At a glance.
- Data breaches and exposures could be used for targeting packages.
- Denmark's tax authority sustains a data exposure.
- Prison inmates' data leaked.
PII and targeting packages.
Espionage services are interested in personally identifiable information because PII are useful in developing targeting packages, a dossier that indicates how one might approach an individual to recruit, compromise, or otherwise neutralize them.
That's one of the concerns expressed over the exposure of an Israeli voter database by a Likud party app. The Jerusalem Post reports that the data obtainable from the app could have compromised information on Israeli intelligence officials. The Post cites Harel Menashri, currently Head of Cyber at the Holon Institute of Technology and formerly one of the founders of Shin Bet’s cyber unit, as pointing out the potential implications of the data exposure. Again, it’s the fact of the exposure and not any evidence that a foreign intelligence service has the data, but there’s a non-negligible chance that they do. Thus in assessing risk one takes into account the opposition’s capabilities--they might have the information, and it’s best to plan on the assumption that they do.
The concerns in Israel are analogous to those in the US over the Equifax breach: the prospect of the opposition using the data to develop targeting packages for individuals of interest. The US Justice Department expressed other concerns as well, including the possibility that the stolen PII might be sold, or might be used to train artificially intelligent systems.

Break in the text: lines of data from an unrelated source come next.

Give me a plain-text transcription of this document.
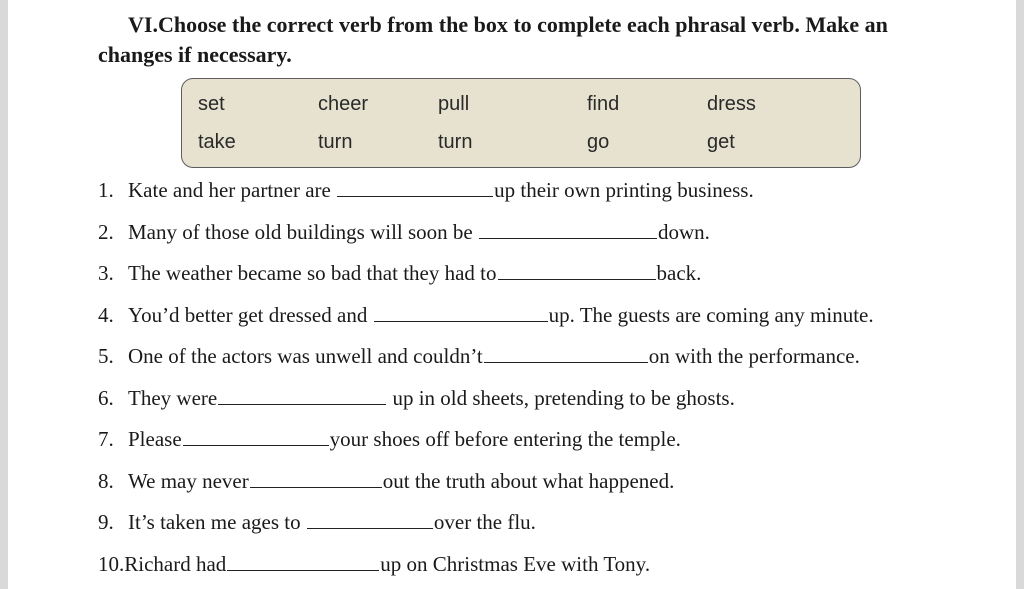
VI.Choose the correct verb from the box to complete each phrasal verb. Make an
changes if necessary.
set	cheer	pull	find	dress
take	turn	turn	go	get
1. Kate and her partner are	up their own printing business.
2. Many of those old buildings will soon be	down.
3. The weather became so bad that they had to	back.
4. You’d better get dressed and	up. The guests are coming any minute.
5. One of the actors was unwell and couldn’t	on with the performance.
6. They were	up in old sheets, pretending to be ghosts.
7. Please	your shoes off before entering the temple.
8. We may never	out the truth about what happened.
9. It’s taken me ages to	over the flu.
10.Richard had	up on Christmas Eve with Tony.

In the case of the Equifax breach, however, it’s not merely that the US thinks it possible that some foreign government has the data. US authorities believe they have solid evidence that China’s People’s Liberation Army is in possession of the information. That evidence was enough to warrant indicting Wu Shiyong, Wang Qian, Xu Ke, and Liu Lei on nine charges: computer fraud conspiracy, computer fraud and abuse (intentional damage), computer fraud and abuse (unauthorized access), conspiracy to commit economic espionage, economic espionage, conspiracy to commit wire fraud, and three separate counts of wire fraud.
The Equifax breach doesn't, as the Star-Tribune points out, represent the first time China has hacked to obtain PII. The OPM, Anthem, and Marriott breaches have all been linked to the PLA, as have a larger number of smaller incidents.

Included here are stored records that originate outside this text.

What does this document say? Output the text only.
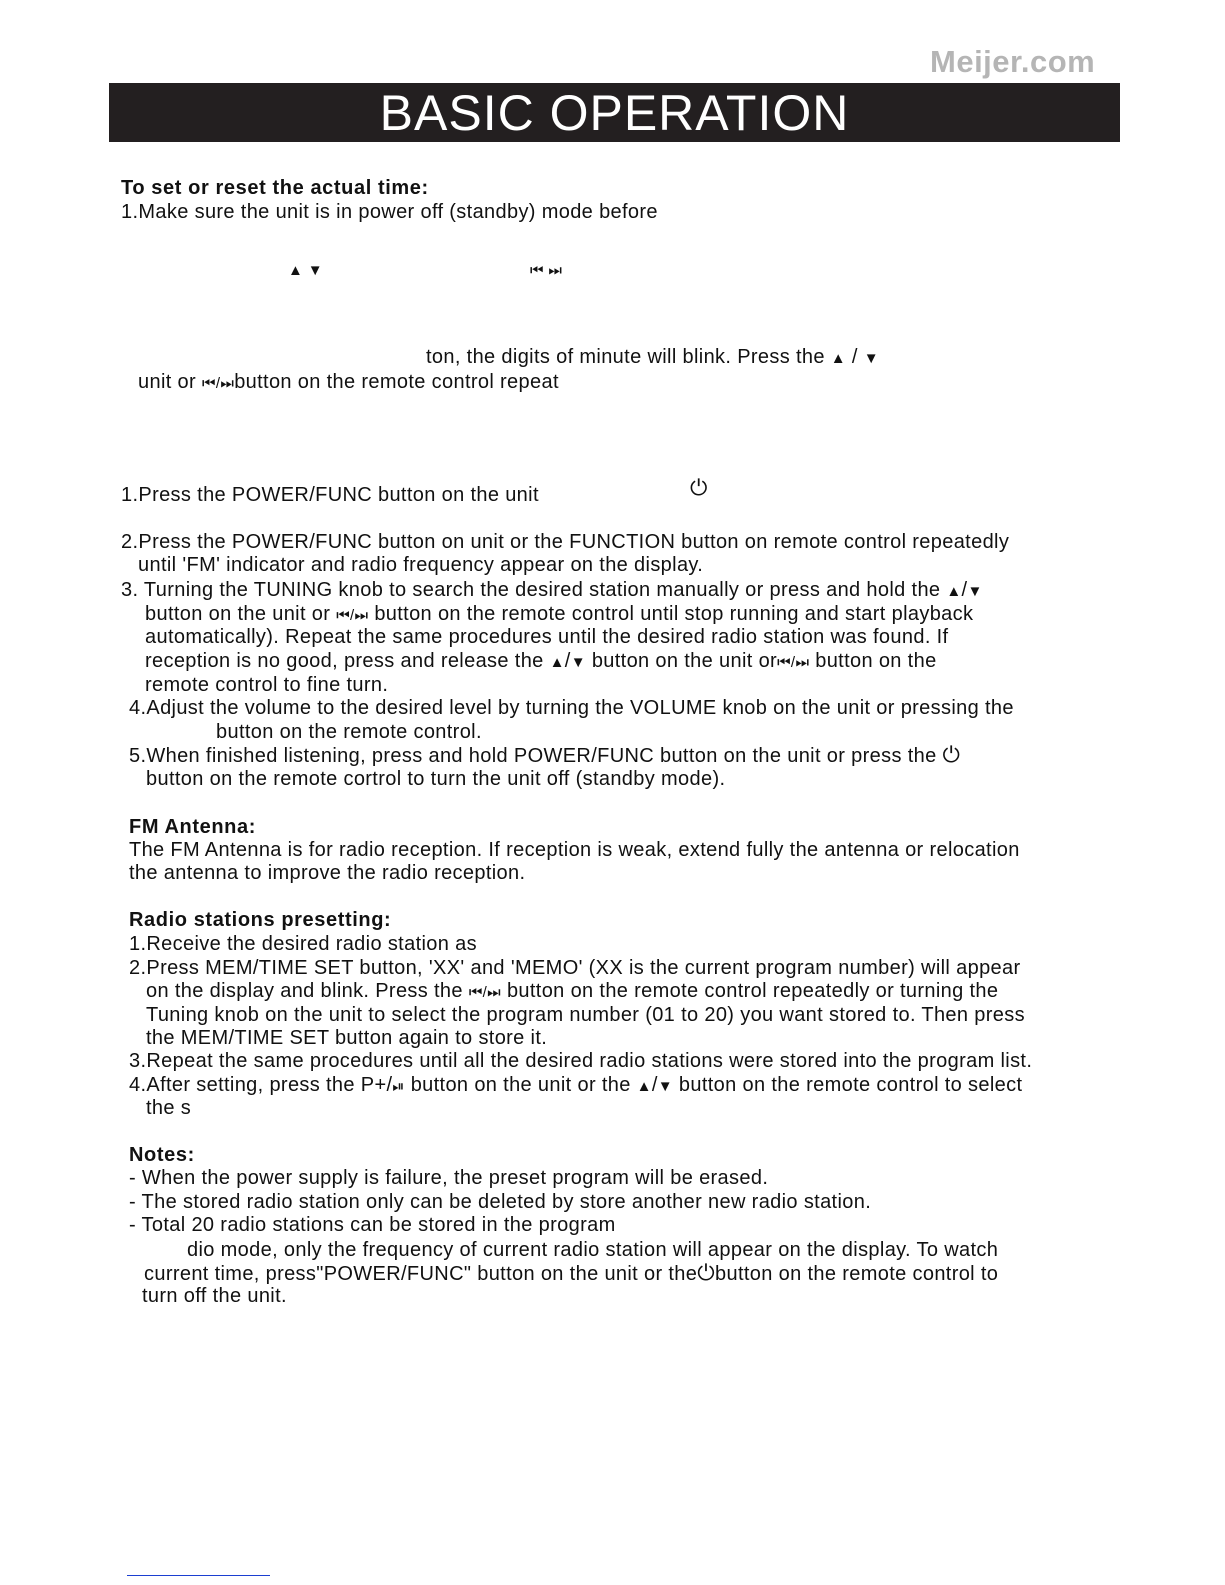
Meijer.com
BASIC OPERATION
To set or reset the actual time:
1.Make sure the unit is in power off (standby) mode before
▲ ▼	⏮ ⏭
ton, the digits of minute will blink. Press the ▲ / ▼
unit or ⏮/⏭button on the remote control repeat
1.Press the POWER/FUNC button on the unit	⏻
2.Press the POWER/FUNC button on unit or the FUNCTION button on remote control repeatedly
until 'FM' indicator and radio frequency appear on the display.
3. Turning the TUNING knob to search the desired station manually or press and hold the ▲/▼
button on the unit or ⏮/⏭ button on the remote control until stop running and start playback
automatically). Repeat the same procedures until the desired radio station was found. If
reception is no good, press and release the ▲/▼ button on the unit or⏮/⏭ button on the
remote control to fine turn.
4.Adjust the volume to the desired level by turning the VOLUME knob on the unit or pressing the
button on the remote control.
5.When finished listening, press and hold POWER/FUNC button on the unit or press the ⏻
button on the remote cortrol to turn the unit off (standby mode).
FM Antenna:
The FM Antenna is for radio reception. If reception is weak, extend fully the antenna or relocation
the antenna to improve the radio reception.
Radio stations presetting:
1.Receive the desired radio station as
2.Press MEM/TIME SET button, 'XX' and 'MEMO' (XX is the current program number) will appear
on the display and blink. Press the ⏮/⏭ button on the remote control repeatedly or turning the
Tuning knob on the unit to select the program number (01 to 20) you want stored to. Then press
the MEM/TIME SET button again to store it.
3.Repeat the same procedures until all the desired radio stations were stored into the program list.
4.After setting, press the P+/⏯ button on the unit or the ▲/▼ button on the remote control to select
the s
Notes:
- When the power supply is failure, the preset program will be erased.
- The stored radio station only can be deleted by store another new radio station.
- Total 20 radio stations can be stored in the program
dio mode, only the frequency of current radio station will appear on the display. To watch
current time, press"POWER/FUNC" button on the unit or the⏻button on the remote control to
turn off the unit.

Denmark's tax portal leaks citizens' data.
ZDNet reports that the Danish government's online tax portal "TastSelv Borger" exposed data belonging to 1.26 million citizens due to a software bug. The data exposed were taxpayers' ten-digit national identification numbers (CPR numbers), which consist of a citizen's date of birth, a unique identifier, and a digit indicating the citizen's gender. These are necessary for many critical functions like opening a bank account and obtaining a phone number.
Denmark's Agency for Development and Simplification (UFST) discovered that for the past five years the tax portal would add a user's CPR number to the URL anytime the user changed their account details. This URL was subsequently logged by analytics services belonging to Adobe and Google. The UFST believes the data were only accessed by these two companies, but ZDNet says local privacy advocates are requesting a more comprehensive audit of the portal.
Jailbreak. (No, not that kind of jailbreak. And no, not that kind, either).
vpnMentor announced yesterday that they'd discovered an improperly configured AWS S3 bucket that was leaking some thirty-six-thousand files belonging to JailCore, a US correctional facility management and compliance cloud-based application shop. The data exposed included inmates' personally identifiable information as well as certain medical data, notably records of prescriptions. The data exposure affected jails and prisons in Florida, Kentucky, Missouri, Tennessee, and West Virginia. vpnMentor calls particular attention to the risk of identity theft the exposure poses.